Temperature Sensing by Membranes

EMILIO SAITA1, DANIELA ALBANESI1, LUCIANO ABRIATA2, MATTEO DAL PERARO2 AND DIEGO DE MENDOZA1

Aberdeen

Congreso; 55th Congreso de la International Conference of the Bioscience of Lipids; 2014

ICBL

Bacteria are capable of regulating their membrane fluidity in order to survive and continue growth while exposed to temperatures below those of their normal conditions. In this process, membrane fluidity is reestablished by desaturation of the acyl chain of membrane phospholipids. In Bacillus subtilis, the model of Gram-positive bacteria, the transcription of the gen des, coding for an acyl lipid desaturase, is controlled by a thermosensor that senses changes in the membrane properties due to abrupt temperature change. This thermosensor, named DesK, is a bifunctional histidin kinase/phosphatase that senses the biophysical state of the membrane and transmits this signal to the transcriptional apparatus. Several experiments, in vivo and in vitro, on DesK mutants allowed to establish the transmembrane domain (TM) as the responsible for signal sensing, and the cytoplasmatic domain (DesKC) as the responsible for signal transduction via phosphorylation of the associated response regulator (DesR).

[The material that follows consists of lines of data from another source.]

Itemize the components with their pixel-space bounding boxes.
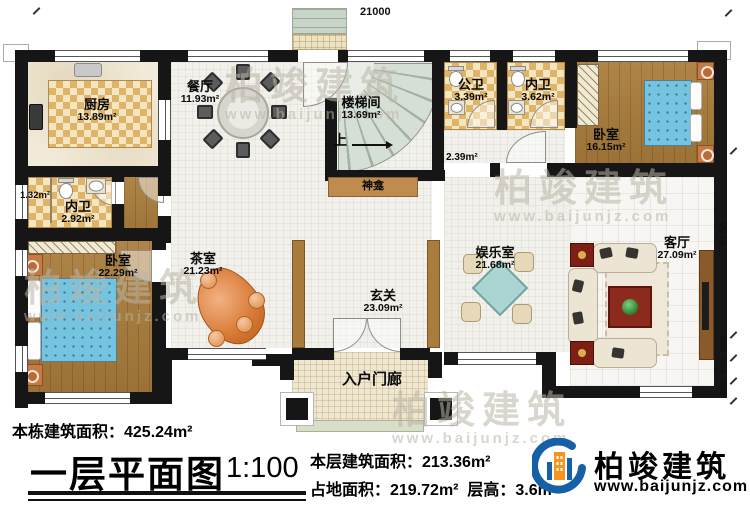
kitchen-sink xyxy=(74,63,102,77)
dining-chair xyxy=(197,105,213,119)
stair-arrow-head xyxy=(386,141,393,149)
window-dining-top xyxy=(188,50,268,62)
wall-living-bottom xyxy=(542,386,727,398)
floor-area: 本层建筑面积：213.36m² xyxy=(310,448,491,472)
dimension-tick xyxy=(730,331,738,339)
window-stair-top xyxy=(348,50,424,62)
side-table-lamp xyxy=(570,243,594,267)
dimension-tick xyxy=(730,377,738,385)
dining-chair xyxy=(271,105,287,119)
tea-stool xyxy=(208,330,225,347)
plan-scale: 1:100 xyxy=(226,452,299,485)
dimension-tick xyxy=(725,9,733,17)
bedroom-left-label: 卧室22.29m² xyxy=(85,254,151,280)
sofa-pillow xyxy=(572,311,584,325)
nightstand xyxy=(697,62,714,80)
bed-right-pillow xyxy=(690,114,702,142)
bed-left xyxy=(41,278,117,362)
bedroom-right-wardrobe xyxy=(577,64,599,126)
rear-canopy-roof xyxy=(292,8,347,34)
brand-logo xyxy=(532,438,586,494)
dining-chair xyxy=(236,64,250,80)
title-underline xyxy=(28,491,306,501)
porch-label: 入户门廊 xyxy=(322,372,422,389)
bed-right xyxy=(644,80,692,146)
dimension-top: 21000 xyxy=(360,6,391,18)
wall-porch-right-b xyxy=(428,352,442,378)
sofa-pillow xyxy=(611,347,624,359)
bed-right-pillow xyxy=(690,82,702,110)
dining-chair xyxy=(236,142,250,158)
closet-area-label: 1.32m² xyxy=(20,190,50,201)
window-entertainment-bottom xyxy=(458,352,536,365)
bathroom-sink xyxy=(86,178,106,194)
dimension-right-400: 400 xyxy=(719,379,730,396)
bed-left-pillow xyxy=(27,280,41,318)
wall-bath-divider xyxy=(497,62,507,130)
wall-corridor-bottom-a xyxy=(490,163,500,177)
window-bedroom-left-wall-b xyxy=(15,346,28,372)
dimension-tick xyxy=(730,147,738,155)
wall-foyer-bottom-left xyxy=(292,348,334,360)
window-ensuite-right xyxy=(513,50,555,62)
porch-column-right xyxy=(430,398,452,420)
plant xyxy=(622,299,638,315)
porch-step xyxy=(296,420,424,432)
game-chair xyxy=(461,302,481,322)
shrine-label: 神龛 xyxy=(328,180,418,192)
rear-canopy-step xyxy=(292,34,347,50)
wall-bath-left xyxy=(432,62,444,177)
building-total-area: 本栋建筑面积：425.24m² xyxy=(12,418,193,442)
window-kitchen-top xyxy=(55,50,140,62)
bedroom-right-door-opening xyxy=(500,163,547,177)
wall-bedroom-left-top xyxy=(15,228,171,241)
dimension-right-total: 8700 xyxy=(718,222,730,246)
game-chair xyxy=(512,304,532,324)
wall-foyer-bottom-right xyxy=(400,348,430,360)
stair-direction-arrow xyxy=(352,144,388,146)
window-bedroom-left-bottom xyxy=(45,392,130,404)
wall-ensuite-left-a xyxy=(112,174,124,182)
corridor-area-label: 2.39m² xyxy=(446,152,478,163)
foyer-label: 玄关23.09m² xyxy=(350,289,416,315)
bedroom-left-wardrobe xyxy=(28,241,116,254)
stairwell-label: 楼梯间13.69m² xyxy=(325,96,397,122)
wall-dressing-right-a xyxy=(158,174,171,196)
sofa-bottom xyxy=(593,338,657,368)
tea-stool xyxy=(248,292,265,309)
brand-logo-icon xyxy=(532,438,586,494)
window-public-bath xyxy=(450,50,490,62)
wall-bedroom-left-right-a xyxy=(152,241,166,250)
window-living-bottom xyxy=(640,386,692,398)
nightstand xyxy=(697,145,714,163)
public-bath-label: 公卫3.39m² xyxy=(447,78,495,104)
wall-ensuite-right-right xyxy=(565,62,577,128)
sofa-left xyxy=(568,268,598,344)
dimension-tick xyxy=(730,354,738,362)
kitchen-label: 厨房13.89m² xyxy=(60,98,134,124)
tv xyxy=(702,282,709,330)
porch-column-left xyxy=(286,398,308,420)
foyer-partition-left xyxy=(292,240,305,348)
dining-label: 餐厅11.93m² xyxy=(163,80,237,106)
tea-stool xyxy=(236,316,253,333)
ensuite-left-label: 内卫2.92m² xyxy=(52,200,104,226)
tea-room-label: 茶室21.23m² xyxy=(170,252,236,278)
window-tea-bottom xyxy=(188,348,266,360)
floor-plan-page: 神龛 xyxy=(0,0,750,506)
wall-corridor-bottom-b xyxy=(547,163,727,177)
kitchen-stove xyxy=(29,104,43,130)
side-table-lamp xyxy=(570,341,594,365)
ensuite-right-label: 内卫3.62m² xyxy=(514,78,562,104)
entertainment-label: 娱乐室21.68m² xyxy=(462,246,528,272)
foyer-partition-right xyxy=(427,240,440,348)
rear-door-opening xyxy=(298,50,338,62)
window-bedroom-right-top xyxy=(598,50,688,62)
bed-left-pillow xyxy=(27,322,41,360)
dimension-right-800: 800 xyxy=(719,357,730,374)
wall-kitchen-bottom xyxy=(15,166,171,177)
kitchen-pass-through xyxy=(158,100,171,140)
stair-up-label: 上 xyxy=(330,133,350,148)
plan-title: 一层平面图 xyxy=(30,444,225,498)
wall-ensuite-left-b xyxy=(112,204,124,230)
toilet xyxy=(58,178,74,199)
dimension-right-600: 600 xyxy=(719,335,730,352)
sofa-pillow xyxy=(625,247,639,259)
window-bedroom-left-wall-a xyxy=(15,250,28,276)
brand-url: www.baijunjz.com xyxy=(594,478,748,496)
dimension-tick xyxy=(730,397,738,405)
living-label: 客厅27.09m² xyxy=(644,236,710,262)
footprint-and-height: 占地面积：219.72m² 层高：3.6m xyxy=(310,476,552,500)
bedroom-right-label: 卧室16.15m² xyxy=(575,128,637,154)
dimension-tick xyxy=(33,7,41,15)
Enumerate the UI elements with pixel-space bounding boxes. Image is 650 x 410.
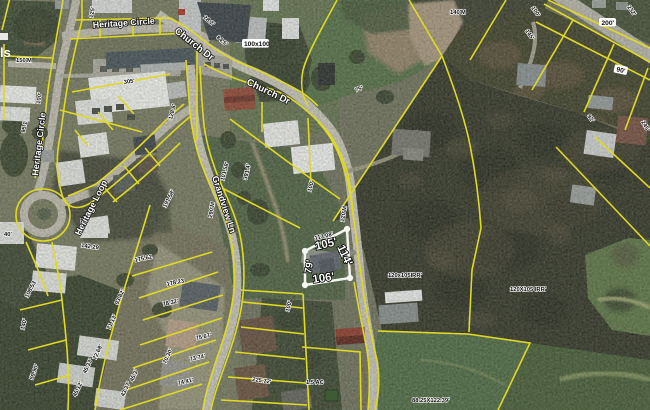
svg-text:1.5 AC: 1.5 AC	[306, 380, 325, 386]
svg-text:79': 79'	[303, 259, 316, 274]
svg-text:150'M: 150'M	[16, 58, 32, 64]
svg-text:100x100: 100x100	[244, 41, 270, 48]
svg-text:88.25X122.39': 88.25X122.39'	[412, 398, 450, 404]
svg-text:200': 200'	[602, 20, 615, 27]
svg-text:120x105IRR': 120x105IRR'	[388, 273, 423, 279]
svg-text:140'M: 140'M	[450, 10, 466, 16]
svg-text:ls: ls	[0, 45, 11, 60]
svg-text:40': 40'	[4, 232, 12, 238]
svg-text:120X105 IRR': 120X105 IRR'	[510, 287, 547, 293]
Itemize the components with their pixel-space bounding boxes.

While DesKC alone (without TM) is soluble and has been crystalized in three different conformations associated with its catalytic states, little is known about the mechanism employed by the TM domain to detect the cold signal and control the catalytic state adopted by DesKC. Based on in vivo and in vitro studies, complemented by analysis of DesKC crystallographic structures and supportive computational simulations, we propose a model for signal transmission in which incoming cold signals are transmitted through reversible stabilization/destabilization of a 2-helix parallel coiled-coil connecting the TM segments with the effector domain.